Fix 4: Check Volume Shadow Copy and Disk Drivers
If the error happens during backup or disk imaging, your Volume Shadow Copy service might be in a bad state. Open an admin command prompt and run:
sc query vss
sc query swprv
Both should show STATE : 4 RUNNING. If not, start them:
net start vss
net start swprv
Also check your disk drivers. Open Device Manager, expand Disk drives, right-click your drive, choose Properties > Driver tab. If the driver is from 2006, update it. I've seen ancient IDE drivers cause this on modern servers.
What If It Still Fails?
If none of this works, the problem is likely environmental. Had a case where a client's backup software was hitting this error on a drive that had a dirty bit set — fsutil dirty query E: returned Dirty. A chkdsk fixed it. Another time, the drive was formatted as FAT32 and the backup tool was trying to read beyond the 4GB file limit. Reformatting as NTFS solved it.

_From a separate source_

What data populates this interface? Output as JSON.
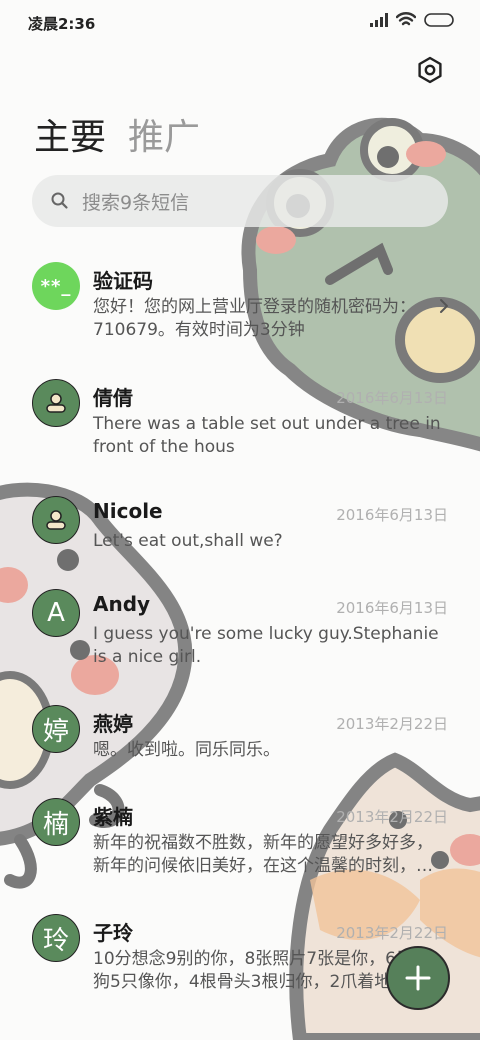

Also check for BitLocker or EFS encryption on the target drive. If the program doesn't have the encryption key, it gets this error. Decrypt the drive or grant the program access to the encrypted container.
Last resort: boot into Safe Mode and try the operation there. If it works in Safe Mode, a third-party driver or security software is the culprit. Process of elimination from there.